I agree with that. The law must be capable of being implemented, or it will be regarded as unworkable and will no longer operate as a deterrent. Is not that correct? I do not see the hon. Gentleman seeking to disagree with that conclusion.

The Government must establish that what they seek to do in this area is workable. I want it to be so. That was the purpose of our previous proposals. The Government have made them inordinately more complex. We are now dealing not simply with the offence but with the ability to detect the offence. Here the Government show a strange reticence. I do not think that they have a new-found reticence about civil liberties, but they are selective about that subject.

It is not right to appoint 1,000 new people—with the Minister for Social Security as the new virility symbol—as the scourge of the people committing the abuse, who mostly come from the bottom pile of society. They are mostly deprived and neglected people. They are mostly carrying out frauds of insubstantial amounts. They are to be dealt with and subjected to the full rigour of the criminal law. A substantial amount of public expenditure is to be committed to deal with their offences. However, when it comes to the offences that we are discussing there will be nothing.

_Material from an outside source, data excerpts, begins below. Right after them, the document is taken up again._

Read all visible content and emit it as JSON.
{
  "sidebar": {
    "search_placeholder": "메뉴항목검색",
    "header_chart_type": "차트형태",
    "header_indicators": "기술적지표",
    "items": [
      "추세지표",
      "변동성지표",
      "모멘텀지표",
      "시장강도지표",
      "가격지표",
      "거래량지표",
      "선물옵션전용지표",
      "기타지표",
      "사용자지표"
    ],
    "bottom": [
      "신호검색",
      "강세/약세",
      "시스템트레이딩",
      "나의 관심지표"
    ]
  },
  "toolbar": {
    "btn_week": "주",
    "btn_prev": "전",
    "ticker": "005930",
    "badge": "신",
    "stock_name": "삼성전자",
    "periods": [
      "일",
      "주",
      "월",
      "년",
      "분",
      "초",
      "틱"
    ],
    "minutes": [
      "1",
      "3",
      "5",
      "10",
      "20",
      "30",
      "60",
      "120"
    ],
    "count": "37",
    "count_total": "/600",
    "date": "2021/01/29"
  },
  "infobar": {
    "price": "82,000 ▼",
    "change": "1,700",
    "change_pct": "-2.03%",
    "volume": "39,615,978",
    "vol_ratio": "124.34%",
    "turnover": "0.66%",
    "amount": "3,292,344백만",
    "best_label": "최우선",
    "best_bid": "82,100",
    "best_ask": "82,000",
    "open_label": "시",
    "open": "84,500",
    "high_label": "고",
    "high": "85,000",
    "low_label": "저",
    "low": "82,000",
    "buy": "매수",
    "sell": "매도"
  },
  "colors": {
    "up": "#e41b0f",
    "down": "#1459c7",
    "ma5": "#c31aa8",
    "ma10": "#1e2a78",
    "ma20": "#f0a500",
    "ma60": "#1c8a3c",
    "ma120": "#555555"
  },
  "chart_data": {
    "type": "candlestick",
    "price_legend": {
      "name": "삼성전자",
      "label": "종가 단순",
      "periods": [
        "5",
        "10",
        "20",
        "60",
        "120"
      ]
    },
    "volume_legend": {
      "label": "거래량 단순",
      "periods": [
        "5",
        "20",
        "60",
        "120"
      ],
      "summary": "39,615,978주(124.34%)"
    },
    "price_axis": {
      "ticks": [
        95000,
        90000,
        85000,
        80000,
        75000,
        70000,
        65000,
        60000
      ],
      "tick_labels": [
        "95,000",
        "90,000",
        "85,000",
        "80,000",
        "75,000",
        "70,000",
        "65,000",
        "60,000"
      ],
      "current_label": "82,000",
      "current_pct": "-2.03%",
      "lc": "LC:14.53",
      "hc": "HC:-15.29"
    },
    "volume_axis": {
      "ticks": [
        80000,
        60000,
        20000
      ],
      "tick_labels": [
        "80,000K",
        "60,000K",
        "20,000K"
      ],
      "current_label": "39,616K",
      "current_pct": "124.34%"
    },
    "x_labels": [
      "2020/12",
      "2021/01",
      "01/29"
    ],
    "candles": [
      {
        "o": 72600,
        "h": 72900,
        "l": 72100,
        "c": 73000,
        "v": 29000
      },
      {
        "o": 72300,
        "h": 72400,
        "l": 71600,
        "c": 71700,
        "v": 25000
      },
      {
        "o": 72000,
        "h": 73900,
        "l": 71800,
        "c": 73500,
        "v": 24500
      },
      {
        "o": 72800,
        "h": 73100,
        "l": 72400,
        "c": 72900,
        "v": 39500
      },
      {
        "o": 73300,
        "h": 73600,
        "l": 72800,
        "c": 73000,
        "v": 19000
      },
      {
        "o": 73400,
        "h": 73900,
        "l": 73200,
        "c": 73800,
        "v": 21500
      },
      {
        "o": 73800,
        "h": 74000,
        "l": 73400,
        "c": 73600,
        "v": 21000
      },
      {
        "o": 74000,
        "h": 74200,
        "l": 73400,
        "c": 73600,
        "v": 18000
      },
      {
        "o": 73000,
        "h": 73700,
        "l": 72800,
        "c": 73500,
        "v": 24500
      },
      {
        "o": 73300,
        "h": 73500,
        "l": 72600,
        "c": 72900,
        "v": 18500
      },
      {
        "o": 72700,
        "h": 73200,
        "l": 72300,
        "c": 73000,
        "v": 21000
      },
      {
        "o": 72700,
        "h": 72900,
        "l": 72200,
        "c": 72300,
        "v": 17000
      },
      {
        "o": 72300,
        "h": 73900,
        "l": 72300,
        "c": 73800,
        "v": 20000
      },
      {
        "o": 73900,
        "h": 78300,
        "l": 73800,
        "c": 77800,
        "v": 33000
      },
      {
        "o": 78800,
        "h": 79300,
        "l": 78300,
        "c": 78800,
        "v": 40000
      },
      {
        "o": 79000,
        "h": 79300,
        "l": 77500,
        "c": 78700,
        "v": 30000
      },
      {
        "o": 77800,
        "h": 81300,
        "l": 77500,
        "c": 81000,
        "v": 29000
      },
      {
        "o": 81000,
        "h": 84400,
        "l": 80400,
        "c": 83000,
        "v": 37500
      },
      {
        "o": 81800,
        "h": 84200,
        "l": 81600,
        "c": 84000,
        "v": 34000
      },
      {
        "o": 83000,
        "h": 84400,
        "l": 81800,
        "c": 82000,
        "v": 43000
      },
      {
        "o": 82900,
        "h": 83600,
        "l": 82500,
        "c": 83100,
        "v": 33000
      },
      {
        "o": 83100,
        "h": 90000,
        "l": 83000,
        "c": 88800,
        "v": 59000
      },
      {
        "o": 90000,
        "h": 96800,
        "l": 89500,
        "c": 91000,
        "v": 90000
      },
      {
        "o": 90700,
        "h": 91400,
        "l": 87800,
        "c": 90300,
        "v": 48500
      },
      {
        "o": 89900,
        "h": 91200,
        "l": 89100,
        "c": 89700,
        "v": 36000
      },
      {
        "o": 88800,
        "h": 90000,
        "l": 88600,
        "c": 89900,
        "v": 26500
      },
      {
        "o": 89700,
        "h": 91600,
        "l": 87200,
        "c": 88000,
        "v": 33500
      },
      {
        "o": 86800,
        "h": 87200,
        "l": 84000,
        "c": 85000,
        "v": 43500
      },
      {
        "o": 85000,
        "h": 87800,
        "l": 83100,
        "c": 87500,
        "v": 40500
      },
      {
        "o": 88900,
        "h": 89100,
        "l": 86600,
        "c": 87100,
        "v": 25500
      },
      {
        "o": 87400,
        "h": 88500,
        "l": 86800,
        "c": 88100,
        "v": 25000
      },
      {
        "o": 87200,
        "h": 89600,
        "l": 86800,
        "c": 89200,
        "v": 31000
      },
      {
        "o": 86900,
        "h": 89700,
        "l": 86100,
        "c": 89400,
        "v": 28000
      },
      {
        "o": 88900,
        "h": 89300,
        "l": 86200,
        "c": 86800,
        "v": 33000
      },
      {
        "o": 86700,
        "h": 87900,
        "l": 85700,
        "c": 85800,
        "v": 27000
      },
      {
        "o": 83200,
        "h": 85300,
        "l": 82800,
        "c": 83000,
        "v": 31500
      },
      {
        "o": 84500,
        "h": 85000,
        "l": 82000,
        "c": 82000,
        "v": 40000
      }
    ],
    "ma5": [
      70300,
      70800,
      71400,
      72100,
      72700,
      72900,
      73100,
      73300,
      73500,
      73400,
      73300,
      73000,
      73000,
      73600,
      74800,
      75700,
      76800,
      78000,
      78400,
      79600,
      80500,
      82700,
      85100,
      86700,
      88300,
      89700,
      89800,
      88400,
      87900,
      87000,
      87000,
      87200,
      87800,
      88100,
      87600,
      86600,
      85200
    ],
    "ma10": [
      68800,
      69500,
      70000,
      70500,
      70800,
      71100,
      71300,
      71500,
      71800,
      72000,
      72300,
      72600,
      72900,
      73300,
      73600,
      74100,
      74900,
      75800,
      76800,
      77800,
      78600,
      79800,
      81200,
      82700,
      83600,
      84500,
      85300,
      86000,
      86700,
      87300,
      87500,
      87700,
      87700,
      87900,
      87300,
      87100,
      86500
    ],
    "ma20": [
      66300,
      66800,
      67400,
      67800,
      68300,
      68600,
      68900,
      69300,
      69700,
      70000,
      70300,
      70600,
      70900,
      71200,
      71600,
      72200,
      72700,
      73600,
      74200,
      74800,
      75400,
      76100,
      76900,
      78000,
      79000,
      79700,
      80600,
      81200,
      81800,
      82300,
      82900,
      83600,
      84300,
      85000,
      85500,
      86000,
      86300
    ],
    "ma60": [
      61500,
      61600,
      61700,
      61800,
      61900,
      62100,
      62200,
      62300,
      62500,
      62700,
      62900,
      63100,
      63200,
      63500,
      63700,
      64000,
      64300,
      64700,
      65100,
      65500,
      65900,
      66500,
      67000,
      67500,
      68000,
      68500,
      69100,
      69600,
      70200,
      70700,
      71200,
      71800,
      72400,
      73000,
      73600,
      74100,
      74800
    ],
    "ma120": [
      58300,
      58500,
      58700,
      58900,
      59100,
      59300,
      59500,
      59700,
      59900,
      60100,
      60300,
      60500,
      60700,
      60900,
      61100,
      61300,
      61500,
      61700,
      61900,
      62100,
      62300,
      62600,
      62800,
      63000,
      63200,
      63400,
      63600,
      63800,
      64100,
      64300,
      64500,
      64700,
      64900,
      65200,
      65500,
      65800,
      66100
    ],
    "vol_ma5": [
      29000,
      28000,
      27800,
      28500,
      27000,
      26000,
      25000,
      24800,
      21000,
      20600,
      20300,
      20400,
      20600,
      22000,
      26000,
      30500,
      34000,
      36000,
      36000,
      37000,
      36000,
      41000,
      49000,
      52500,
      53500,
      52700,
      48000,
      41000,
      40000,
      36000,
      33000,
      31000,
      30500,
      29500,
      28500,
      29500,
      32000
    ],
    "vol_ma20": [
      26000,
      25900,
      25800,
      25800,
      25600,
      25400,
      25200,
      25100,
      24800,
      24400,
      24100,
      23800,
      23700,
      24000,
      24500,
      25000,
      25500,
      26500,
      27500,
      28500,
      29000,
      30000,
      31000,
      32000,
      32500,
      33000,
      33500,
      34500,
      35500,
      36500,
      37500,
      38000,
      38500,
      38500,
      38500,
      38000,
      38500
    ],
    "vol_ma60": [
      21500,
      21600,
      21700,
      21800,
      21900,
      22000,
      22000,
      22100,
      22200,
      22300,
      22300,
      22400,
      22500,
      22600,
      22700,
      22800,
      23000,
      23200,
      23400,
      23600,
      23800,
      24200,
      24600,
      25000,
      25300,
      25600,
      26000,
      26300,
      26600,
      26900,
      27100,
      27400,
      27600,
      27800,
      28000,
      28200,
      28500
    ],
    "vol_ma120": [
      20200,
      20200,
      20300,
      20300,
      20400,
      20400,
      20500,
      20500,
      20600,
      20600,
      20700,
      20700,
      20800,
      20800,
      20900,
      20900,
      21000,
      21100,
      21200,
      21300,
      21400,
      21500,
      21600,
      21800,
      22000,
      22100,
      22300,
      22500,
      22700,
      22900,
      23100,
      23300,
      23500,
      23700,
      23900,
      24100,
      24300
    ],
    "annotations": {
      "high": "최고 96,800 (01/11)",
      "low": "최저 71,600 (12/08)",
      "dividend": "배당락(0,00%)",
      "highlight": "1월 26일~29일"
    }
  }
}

I hope that the Minister will not say, as he did in Committee, that this is unimportant and that he can rely totally on the ability of the companies investigation branch. We are dealing with a new branch of the criminal law. The branch does not have expertise. No doubt it will acquire it. Special attention should be paid to the matter, especially in the initial stages of the implementation of the proposals, These resources must be made available to the Government. It will help to bolster the Government's credibility in seeking to implement these proposals in a sensible way.

I hope that the Government will not pursue the line that they pursued in Committee, will recognise that there is a case for the proposal, and will not show their previous selectivity of approach.